Bet On It: An Age Gap Billionaire Office Romance(35)



My cheeks warmed, and I couldn't stop the smile on my face. "I will work harder at not tempting you."

"That is an impossibility. I'm tempted just by looking at you. But if we maintain our distance, I will do my best to resist."

"I will too." It seemed like an easy thing to agree to, but since we'd agreed to it before and failed miserably, I questioned my ability to hold fast to the vow this time.



Reed was nice enough to lend me a pair of sweatpants and a sweatshirt to return home in. "They're going to be too big for you, but they’re warmer than what you arrived in. I'm sorry I don't have any shoes that will fit you, so you're stuck with your slippers."

His clothes were large on me, at least in the length. I was sure I still looked like I was taking the walk of shame, but at least my legs were covered.

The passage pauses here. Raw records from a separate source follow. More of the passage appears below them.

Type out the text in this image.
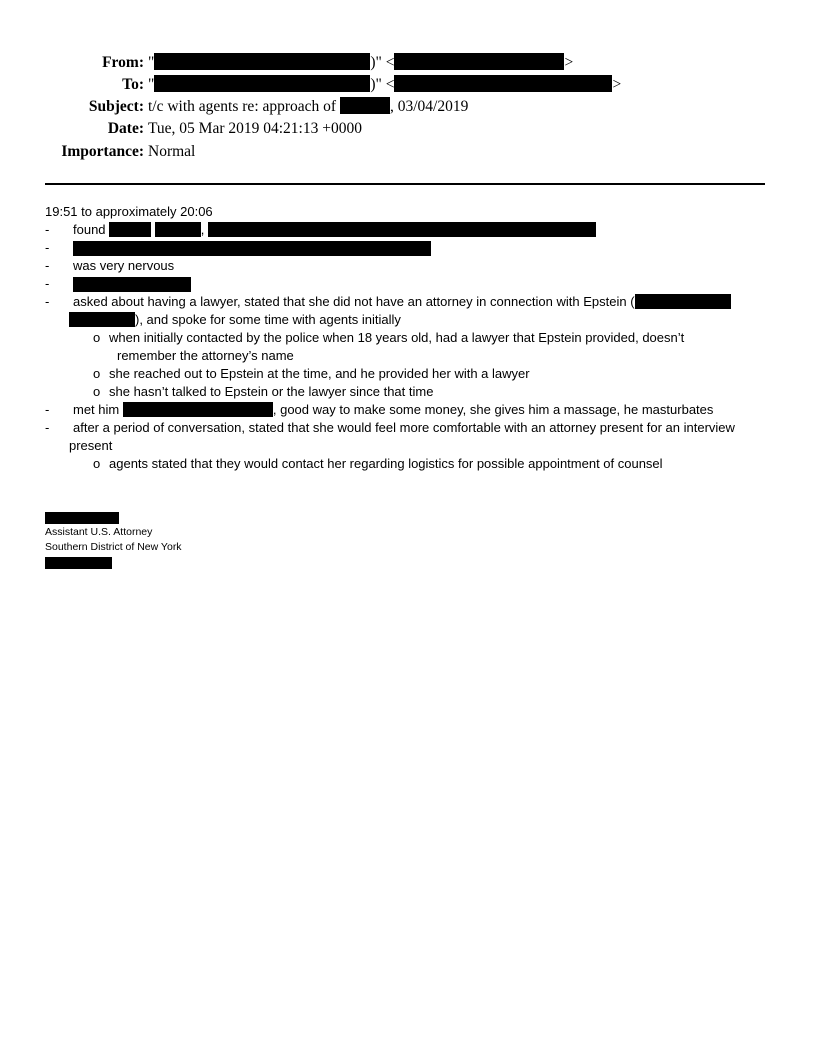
From: "	)" <	>
To: "	)" <	>
Subject: t/c with agents re: approach of	, 03/04/2019
Date: Tue, 05 Mar 2019 04:21:13 +0000
Importance: Normal
19:51 to approximately 20:06
- found	,
-
- was very nervous
-
- asked about having a lawyer, stated that she did not have an attorney in connection with Epstein (
), and spoke for some time with agents initially
o when initially contacted by the police when 18 years old, had a lawyer that Epstein provided, doesn’t
remember the attorney’s name
o she reached out to Epstein at the time, and he provided her with a lawyer
o she hasn’t talked to Epstein or the lawyer since that time
- met him	, good way to make some money, she gives him a massage, he masturbates
- after a period of conversation, stated that she would feel more comfortable with an attorney present for an interview
present
o agents stated that they would contact her regarding logistics for possible appointment of counsel
Assistant U.S. Attorney
Southern District of New York
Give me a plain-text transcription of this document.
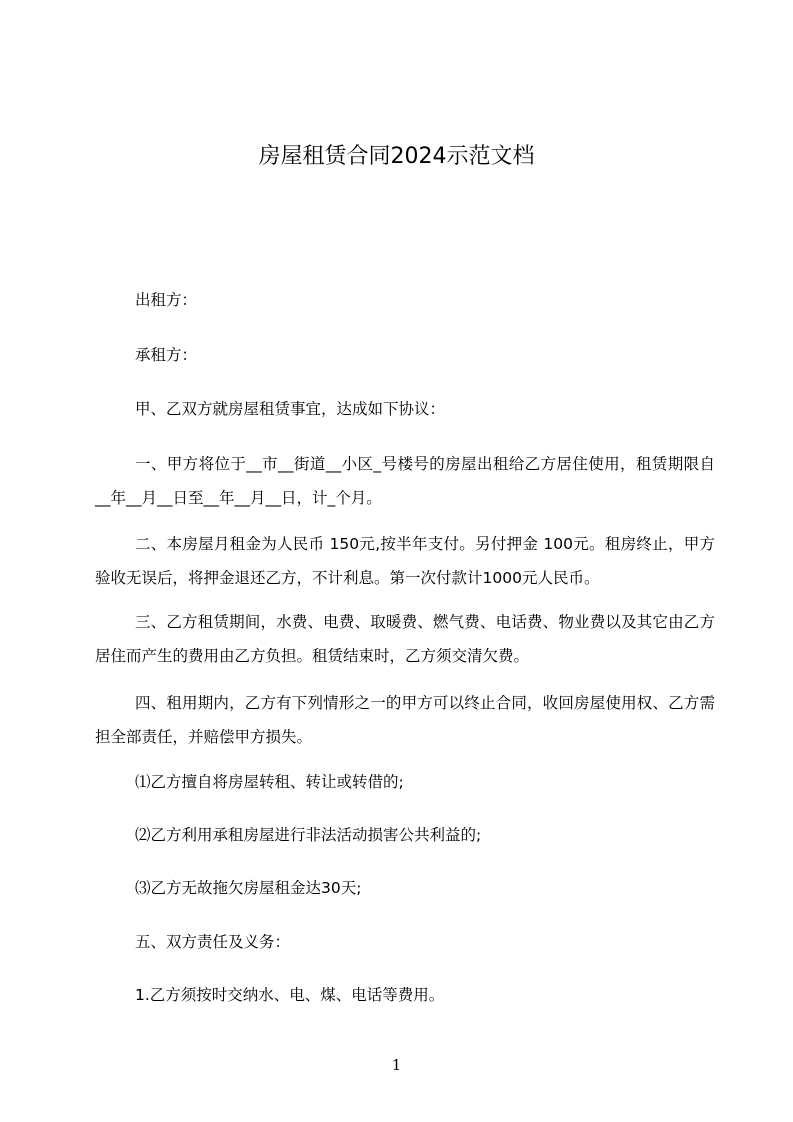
房屋租赁合同2024示范文档
出租方：
承租方：
甲、乙双方就房屋租赁事宜，达成如下协议：
一、甲方将位于__市__街道__小区_号楼号的房屋出租给乙方居住使用，租赁期限自__年__月__日至__年__月__日，计_个月。
二、本房屋月租金为人民币 150元,按半年支付。另付押金 100元。租房终止，甲方验收无误后，将押金退还乙方，不计利息。第一次付款计1000元人民币。
三、乙方租赁期间，水费、电费、取暖费、燃气费、电话费、物业费以及其它由乙方居住而产生的费用由乙方负担。租赁结束时，乙方须交清欠费。
四、租用期内，乙方有下列情形之一的甲方可以终止合同，收回房屋使用权、乙方需担全部责任，并赔偿甲方损失。
⑴乙方擅自将房屋转租、转让或转借的;
⑵乙方利用承租房屋进行非法活动损害公共利益的;
⑶乙方无故拖欠房屋租金达30天;
五、双方责任及义务：
1.乙方须按时交纳水、电、煤、电话等费用。
1
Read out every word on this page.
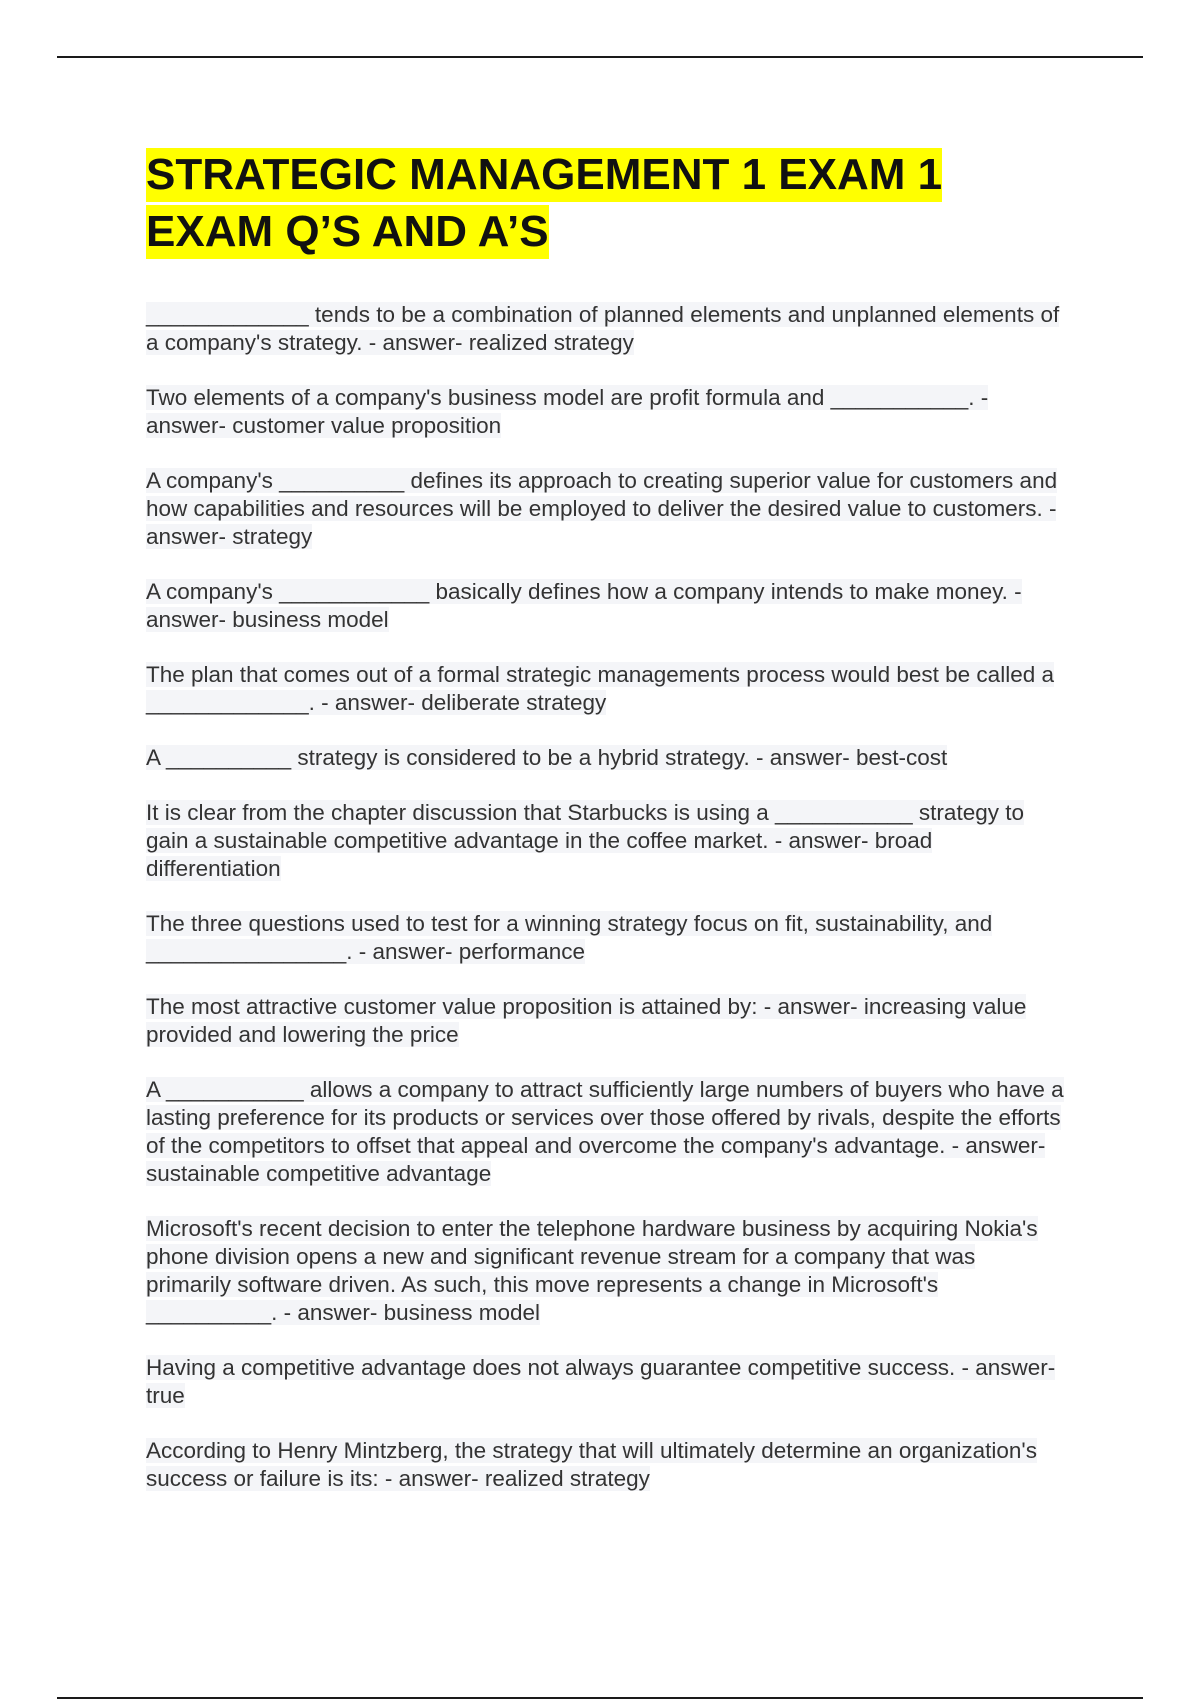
STRATEGIC MANAGEMENT 1 EXAM 1 EXAM Q’S AND A’S

_____________ tends to be a combination of planned elements and unplanned elements of a company's strategy. - answer- realized strategy

Two elements of a company's business model are profit formula and ___________. - answer- customer value proposition

A company's __________ defines its approach to creating superior value for customers and how capabilities and resources will be employed to deliver the desired value to customers. - answer- strategy

A company's ____________ basically defines how a company intends to make money. - answer- business model

The plan that comes out of a formal strategic managements process would best be called a _____________. - answer- deliberate strategy

A __________ strategy is considered to be a hybrid strategy. - answer- best-cost

It is clear from the chapter discussion that Starbucks is using a ___________ strategy to gain a sustainable competitive advantage in the coffee market. - answer- broad differentiation

The three questions used to test for a winning strategy focus on fit, sustainability, and ________________. - answer- performance

The most attractive customer value proposition is attained by: - answer- increasing value provided and lowering the price

A ___________ allows a company to attract sufficiently large numbers of buyers who have a lasting preference for its products or services over those offered by rivals, despite the efforts of the competitors to offset that appeal and overcome the company's advantage. - answer- sustainable competitive advantage

Microsoft's recent decision to enter the telephone hardware business by acquiring Nokia's phone division opens a new and significant revenue stream for a company that was primarily software driven. As such, this move represents a change in Microsoft's __________. - answer- business model

Having a competitive advantage does not always guarantee competitive success. - answer- true

According to Henry Mintzberg, the strategy that will ultimately determine an organization's success or failure is its: - answer- realized strategy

When I arrived home, the condo was quiet. I went to my room, took a quick shower, and changed into jeans, but I put on Reed’s sweatshirt again. It was silly, but I liked having his scent on me.

I spent the rest of the morning cleaning up my bedroom and sorting my laundry, but I didn't start a load because the in-unit washer was a little bit loud and I didn't want to wake Betts. I prayed that Paul wasn't in her room with her. The last thing I needed was for him to get up first and corner me again. I didn't want to have to deal with him again. It was bad enough that I needed to tell Betts what he had done the night before.

It was just after noon when Betts made her appearance. I was in the kitchen making lunch when she staggered in. Her hair was a mess, and she was bleary-eyed, likely from a hangover, but she still had a smile on her face. To be smiling during a hangover could mean only one thing—she was happy about her engagement. And I had to be the one to burst her bubble.

"Hey, thanks for taking off last night and leaving me and Paul here to celebrate our engagement. I won't go into details about how we did that, or where we did that." She glanced at the dining table, and I reconsidered eating my lunch there. Funny how I hadn’t considered that after having breakfast this morning on the table on which Reed had taken me to Pleasureville.

"Sure," I said, scanning my brain to figure out how I could tell her what Paul had done.

She made her way to the coffee machine, putting in a pod, and after filling a cup with water and pouring it into the coffee maker, she pressed the brew button. She leaned forward, resting her forearms on the counter, her head down.

"Are you sure you're okay?" Maybe I should wait until she felt better to tell her about Paul.

"Oh, yeah. It's just being upright is hard at the moment. It'll be fine."

I found a glass and filled it with water and then got her two pain relievers. "Maybe you should have this before you have your coffee."

She popped the pills in her mouth and washed them down with the water. "It's so great having you here, Analyn. That's the only bummer thing about getting married. We won't be able to be roommates anymore." Her face then morphed into concern. "But I'll help you find a new roommate or a new place or whatever. I’m the worst, asking you to move in and then leaving you like this."

"Don't worry about me. I'll be fine. Besides, unless you're leaving Las Vegas, we’ll still be able to see each other, right?" I should be telling her not to marry Paul, but the words weren't coming.

"Right. We’re going to stay in town. We’re actually talking about buying a house."

Marriage and a house were huge commitments. I couldn't let my best friend get trapped by them with a man who was willing to cheat on her with her best friend. What were the odds he'd already cheated on her with somebody else?

I tried to act nonchalant as I poured myself a glass of seltzer water to have with my sandwich. "I know you and Paul are in a good place now, but you've had some rough spots in the past. You’re sure about getting married, right?"

"Of course. I wouldn’t have said yes otherwise."

Inwardly, I kicked myself because I knew that was true. It wasn't like she was going to tell me she had concerns but said yes anyway. Maybe I needed to treat this situation like a Band-Aid and just blurt out what happened.

"Listen, Betts, when you were gone last night—"

"I appreciate your concern,” Betts spoke over me. "But Paul and I are in a really good place. Both of us have grown, and we know better who we are and what we want."

Crap, she was making this hard.

I opened my mouth to try again to tell her what he'd done, but she turned to get her coffee and began prattling on and on and on about Paul and how he proposed, and how romantic it was, and all the promises he made to her. I swore I could see joy and happiness emanating like an aura around her. I knew I had to tell her the truth, but my courage and strength to do so in this moment failed me.

I gave her a hug but didn't tell her I was happy for her. She’d assume that was what the hug meant. In my mind, the hug was an apology that I was going to have to ruin her happiness. Not right now, but later today.

We spent our day doing our own things. I finally got my laundry done and bills paid. I started to look for a new place to live but then remembered that I wouldn’t need to once Betts learned about Paul.

As dinner time approached, I knew I couldn't put off the truth any longer. I went to Betts’s room expecting to find her resting, recovering from her hangover. But after I knocked and she told me to come in, I opened the door to find her preening in a full-length mirror.